The House That Charles Built

The House That Charles Built

Over a long career as a public intellectual, Charles Mills used his gut-punching wit and moral clarity in defense of racial justice.

Charles Mills in 2020 (University of Michigan)

Charles Mills liked to tell a joke. “I think of mainstream philosophy as something like Antarctica,” he would say. “It’s a giant, frozen, hostile, white continent with a few scattered figures of color. Under global warming, Antarctica is going to turn brown before philosophy does.”

The defiant and peerless Jamaican political philosopher has died. He was seventy. Over a long career as a public intellectual, Mills used his gut-punching wit and moral clarity in defense of racial justice.

Mills was best known for his first and now canonical 1997 book The Racial Contract, in which he began a lifelong crusade against the unspoken but tacitly accepted centrality of whiteness in modern liberal thought and practice. At best, he argued, modern liberalism was indifferent to racial inequality. At worst, it was actively committed to reproducing it. Yet, his towering philosophical contribution was aimed not at throwing liberalism into the dustbin as one might expect. Much to the dismay of his critics, Mills set about reconstructing it.

Mills graduated from the University of Toronto in 1985 with a PhD in Philosophy, though by then he was more interested in Marxism than critiquing John Rawls and his liberal antecedents. His dissertation was on the concept of ideology in the work of Marx and Engels and for years he identified with the precepts of historical materialism. That started to change in the early 1990s when he came to believe, as he put it in a recent interview with the political scientist Michael Dawson, “a philosophical investigation into race need not take a stand” on how race had become central to the U.S. social order. Historians and social scientists can duke it out over causal questions; the task of philosophy must be to get clear about our normative commitments.

He would go on to author six more books elaborating on the foundational philosophical arguments of The Racial Contract, including Blackness Visible: Essays on Philosophy and Race and Black Rights/White Wrongs: The Critique of Racial Liberalism. He authored and co-authored hundreds of articles and essays and was the recipient of numerous awards including, most recently, the American Political Science Association’s Benjamin E. Lippincott Award for The Racial Contract. His writing will also be remembered for its style: he ceded no ground on the sophistication of his arguments even as he was insistent on reaching a wide audience. He wrote passionately yet accessibly in defense of a morally just world.

Any plausible record of Mills’s achievement must take note of his deep investment in Africana political philosophy and theory. It would be horrifying enough if the great scandal of modern liberal thought was a near total silence on the reality of white supremacy; what made it worse was a shocking absence and ghettoization of Black and brown voices in the field, as if the circumstances of their subjection and profound reflections about it were either utterly unremarkable or too provincial for careful study. If you care about a just world, Mills asked his white counterparts, isn’t the absence of figures like W.E.B. Du Bois, who named the persistence of white supremacy in society, odd? Isn’t it strange that Black and brown philosophers and theorists make up so little of the professional academic landscape?

On this latter point, Mills had another joke that went something like this: please, Black philosophers, do not book the same flight on the way to the conference because God forbid the plane goes down, we will have lost the field. His biting mockery was intended to delegitimize white philosophy’s unearned self-importance but also to invite us to do the same. Humorous absurdity served as a first step toward doing political theory and philosophy in pursuit of justice. The joke was a critical weapon that he hoped could break the ice.

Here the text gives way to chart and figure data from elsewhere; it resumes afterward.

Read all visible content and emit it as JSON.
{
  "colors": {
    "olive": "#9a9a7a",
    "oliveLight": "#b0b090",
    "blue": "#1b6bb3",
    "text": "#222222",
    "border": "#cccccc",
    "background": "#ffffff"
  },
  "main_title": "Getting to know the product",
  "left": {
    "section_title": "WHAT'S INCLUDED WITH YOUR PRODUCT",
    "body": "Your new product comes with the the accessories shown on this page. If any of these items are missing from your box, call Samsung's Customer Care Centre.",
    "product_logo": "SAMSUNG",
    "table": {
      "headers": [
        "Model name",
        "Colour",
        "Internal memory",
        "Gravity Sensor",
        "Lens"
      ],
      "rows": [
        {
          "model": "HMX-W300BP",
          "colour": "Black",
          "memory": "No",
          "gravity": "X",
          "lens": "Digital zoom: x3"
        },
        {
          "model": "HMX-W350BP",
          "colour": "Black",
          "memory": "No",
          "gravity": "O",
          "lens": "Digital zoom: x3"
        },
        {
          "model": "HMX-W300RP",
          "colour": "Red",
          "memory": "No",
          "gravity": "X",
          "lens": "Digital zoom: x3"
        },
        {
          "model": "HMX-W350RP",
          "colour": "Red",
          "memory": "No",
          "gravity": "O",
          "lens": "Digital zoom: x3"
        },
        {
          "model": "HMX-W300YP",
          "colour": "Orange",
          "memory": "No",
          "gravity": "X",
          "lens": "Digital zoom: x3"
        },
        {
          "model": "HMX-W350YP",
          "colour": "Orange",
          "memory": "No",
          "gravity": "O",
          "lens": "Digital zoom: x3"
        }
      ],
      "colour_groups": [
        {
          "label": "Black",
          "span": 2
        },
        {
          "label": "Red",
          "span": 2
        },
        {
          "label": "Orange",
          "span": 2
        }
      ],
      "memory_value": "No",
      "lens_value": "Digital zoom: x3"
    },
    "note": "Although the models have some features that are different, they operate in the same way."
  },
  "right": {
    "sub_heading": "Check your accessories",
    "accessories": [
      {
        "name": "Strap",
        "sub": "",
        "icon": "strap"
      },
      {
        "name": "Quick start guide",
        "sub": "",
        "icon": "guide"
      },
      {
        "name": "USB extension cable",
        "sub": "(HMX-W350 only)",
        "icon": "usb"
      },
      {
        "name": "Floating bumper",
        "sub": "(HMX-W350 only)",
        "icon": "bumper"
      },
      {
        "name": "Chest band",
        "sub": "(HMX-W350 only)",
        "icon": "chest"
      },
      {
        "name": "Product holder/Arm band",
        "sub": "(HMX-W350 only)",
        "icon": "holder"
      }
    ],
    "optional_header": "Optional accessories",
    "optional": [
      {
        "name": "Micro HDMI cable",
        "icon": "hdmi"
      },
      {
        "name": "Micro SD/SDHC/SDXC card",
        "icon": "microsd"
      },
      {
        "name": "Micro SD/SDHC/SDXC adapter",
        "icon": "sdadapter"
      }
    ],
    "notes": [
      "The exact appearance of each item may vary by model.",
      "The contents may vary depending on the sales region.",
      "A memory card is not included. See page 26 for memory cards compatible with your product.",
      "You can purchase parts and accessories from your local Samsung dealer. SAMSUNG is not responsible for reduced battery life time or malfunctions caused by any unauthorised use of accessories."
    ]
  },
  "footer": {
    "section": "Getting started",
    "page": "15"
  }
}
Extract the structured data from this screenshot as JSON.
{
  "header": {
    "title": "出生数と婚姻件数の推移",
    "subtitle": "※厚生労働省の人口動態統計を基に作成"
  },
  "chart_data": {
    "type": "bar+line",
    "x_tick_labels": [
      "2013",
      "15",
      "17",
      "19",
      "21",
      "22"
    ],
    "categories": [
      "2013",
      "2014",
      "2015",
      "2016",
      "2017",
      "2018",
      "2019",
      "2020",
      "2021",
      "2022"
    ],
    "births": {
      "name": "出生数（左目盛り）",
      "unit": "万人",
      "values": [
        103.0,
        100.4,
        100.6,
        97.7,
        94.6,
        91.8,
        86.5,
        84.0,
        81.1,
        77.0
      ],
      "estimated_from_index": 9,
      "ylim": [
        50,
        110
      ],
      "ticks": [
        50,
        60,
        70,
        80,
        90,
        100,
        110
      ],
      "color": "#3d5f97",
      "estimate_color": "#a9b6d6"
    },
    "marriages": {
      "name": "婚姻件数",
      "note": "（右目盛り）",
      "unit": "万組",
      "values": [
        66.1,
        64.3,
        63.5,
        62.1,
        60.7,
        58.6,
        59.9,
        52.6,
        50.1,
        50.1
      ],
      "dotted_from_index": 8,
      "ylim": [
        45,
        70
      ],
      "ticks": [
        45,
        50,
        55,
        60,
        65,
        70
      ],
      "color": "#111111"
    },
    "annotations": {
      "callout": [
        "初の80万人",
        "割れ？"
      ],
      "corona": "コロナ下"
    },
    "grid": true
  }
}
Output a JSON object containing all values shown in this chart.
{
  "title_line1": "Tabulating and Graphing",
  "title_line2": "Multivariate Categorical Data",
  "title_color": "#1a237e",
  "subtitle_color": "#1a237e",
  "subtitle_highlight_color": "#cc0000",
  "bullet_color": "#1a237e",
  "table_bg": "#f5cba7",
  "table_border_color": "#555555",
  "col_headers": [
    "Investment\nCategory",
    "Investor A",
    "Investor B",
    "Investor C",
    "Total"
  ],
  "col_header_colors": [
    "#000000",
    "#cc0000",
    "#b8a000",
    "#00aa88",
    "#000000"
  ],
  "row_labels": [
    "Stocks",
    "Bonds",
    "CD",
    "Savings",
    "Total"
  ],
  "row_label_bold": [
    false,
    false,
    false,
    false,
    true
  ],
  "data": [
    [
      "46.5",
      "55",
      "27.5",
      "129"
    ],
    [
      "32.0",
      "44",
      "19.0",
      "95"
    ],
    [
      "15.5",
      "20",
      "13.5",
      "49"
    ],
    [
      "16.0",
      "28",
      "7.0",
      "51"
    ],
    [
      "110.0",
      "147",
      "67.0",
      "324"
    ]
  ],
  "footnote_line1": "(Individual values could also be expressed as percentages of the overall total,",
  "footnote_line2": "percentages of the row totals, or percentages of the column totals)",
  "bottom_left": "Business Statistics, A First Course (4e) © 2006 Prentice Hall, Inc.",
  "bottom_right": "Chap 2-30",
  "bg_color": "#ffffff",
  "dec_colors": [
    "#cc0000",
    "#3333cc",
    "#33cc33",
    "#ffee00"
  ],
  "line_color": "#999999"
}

Mills was deeply committed to supporting and building the professional ranks of Africana political thought and philosophy and one really cannot understand the political implications of his vision without understanding that it required not just different normative commitments but different voices. As he carefully and meticulously constructed a theory of social justice, he fiercely supported colleagues and graduate students working on issues and questions typically marginalized in the field, many of whom had experienced the loneliness of being non-white in academia.

I taught The Racial Contract on Wednesday, just days after his passing, and I was struck by a general sense among my students that Mills was right in observing the unspoken whiteness that shapes mainstream theory and philosophy’s longue durée. I wondered how his argument was received among students when it was first released in a time when notions of liberal multiculturalism were ascendent in American society. Of course, my students inhabit a less optimistic era. Although there was sharp disagreement about what follows from endorsing the centrality of whiteness in modern liberal thought, there was no question in my classroom about the reality of the racial contract itself.

I was also struck by my own placement in the classroom: a Black political theorist in a field in which there are not many Black political theorists, trained in part by a Black political theorist who himself can count his Black philosopher and theory mentors on one hand. That we do this work is partly the result of the house that Charles built. He is one in a group of pioneers in our field who have made it possible for the questions we ask to be taken up in the first place.


Jared Loggins teaches Black studies and political theory at Amherst College.